The class, offered exclusively fall 2012, will analyze and discuss vampires in literature and film, from Bram Stoker’s classic “Dracula” to “Buffy the Vampire Slayer” to modern manifestations such as Stephenie Meyer’s “Twilight” and the show “True Blood.”
“Really what we’re doing here is defining the genre, defining the elements of vampire literature and film,” Restivo said.
Restivo said vampire literature explores a variety of themes, from romance to religion to HIV.
“I think that’s important, to be able to see the connection with the theme and content from very elevated sort of classical literature to the more pop culture stuff, and to see that they do connect,” he said. “You can have critical, meaningful discussions and analysis of very popular texts.”

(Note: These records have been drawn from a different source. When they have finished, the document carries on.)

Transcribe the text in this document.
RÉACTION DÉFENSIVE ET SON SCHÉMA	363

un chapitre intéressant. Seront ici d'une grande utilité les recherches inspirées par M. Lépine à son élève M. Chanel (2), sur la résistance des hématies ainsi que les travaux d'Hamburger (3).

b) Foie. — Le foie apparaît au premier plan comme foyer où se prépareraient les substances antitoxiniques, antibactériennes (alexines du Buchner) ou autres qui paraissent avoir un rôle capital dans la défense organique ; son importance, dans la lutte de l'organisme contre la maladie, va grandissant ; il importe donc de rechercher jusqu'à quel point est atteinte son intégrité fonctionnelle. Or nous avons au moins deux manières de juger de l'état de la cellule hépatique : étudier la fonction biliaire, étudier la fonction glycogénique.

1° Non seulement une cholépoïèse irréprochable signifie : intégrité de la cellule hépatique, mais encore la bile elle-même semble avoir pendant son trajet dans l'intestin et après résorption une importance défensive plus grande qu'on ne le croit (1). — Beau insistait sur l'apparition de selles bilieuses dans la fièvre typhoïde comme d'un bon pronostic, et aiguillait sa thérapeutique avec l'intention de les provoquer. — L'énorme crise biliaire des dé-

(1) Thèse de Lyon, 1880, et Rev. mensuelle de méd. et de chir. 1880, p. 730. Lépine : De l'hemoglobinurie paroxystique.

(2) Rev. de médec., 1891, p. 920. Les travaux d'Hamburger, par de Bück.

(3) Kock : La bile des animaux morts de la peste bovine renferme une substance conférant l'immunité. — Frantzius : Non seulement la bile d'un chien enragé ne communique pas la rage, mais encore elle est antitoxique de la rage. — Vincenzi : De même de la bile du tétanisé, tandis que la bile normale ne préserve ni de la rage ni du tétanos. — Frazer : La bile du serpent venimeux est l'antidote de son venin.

He said that while vampire literature has been around for ages, recent authors have revitalized it by focusing on a new demographic.
“Charlaine Harris with the ‘True Blood’ series and then Stephenie Meyer with ‘Twilight’ really kind of brought [vampires] to teens,” he said. “When you bring stuff to teens and it explodes, it explodes at a societal and a cultural level.”
Despite some negative stigma surrounding the young adult “Twilight” series, Restivo said the course would cover Meyer’s books.
“How could you go 16 weeks in a course and not talk about ‘Twilight’ when it has resurrected the genre essentially?” he said. “Whether that is quality literature or brain candy or whatever, you have to talk about it, and I will.”
However students feel about “Twilight,” Restivo said it will not impact where they stand in the course.
“We will not tolerate vampire snobs,” he said. “We will embrace you, but nobody is going to condemn others for not having the obsession of vampire trivia and knowledge that others have.”
Anna Ladd, student, said the course could be a good segue for those who don’t usually read classic novels.
“I guess you have people going in to talk about ‘Twilight’ and then reading ‘Dracula,'” she said. “That could be cool.”
Rachel Mullenbruch, student, said her main concern was the relevance of the course to a degree.
”I’m just trying to imagine how a class like that would transfer,” she said. “It just doesn’t seem very practical.”
In the end, Restivo said the goal was to get students reading and thinking.
”It’s like tricking the students, it really is,” he said. “It’s like hiding vegetables in a really tasty fruit smoothie, because they’re going to be doing stuff every class period that they really like, but every single day they’ll be doing stuff that they tell you they hate like analyzing and synthesizing and researching.”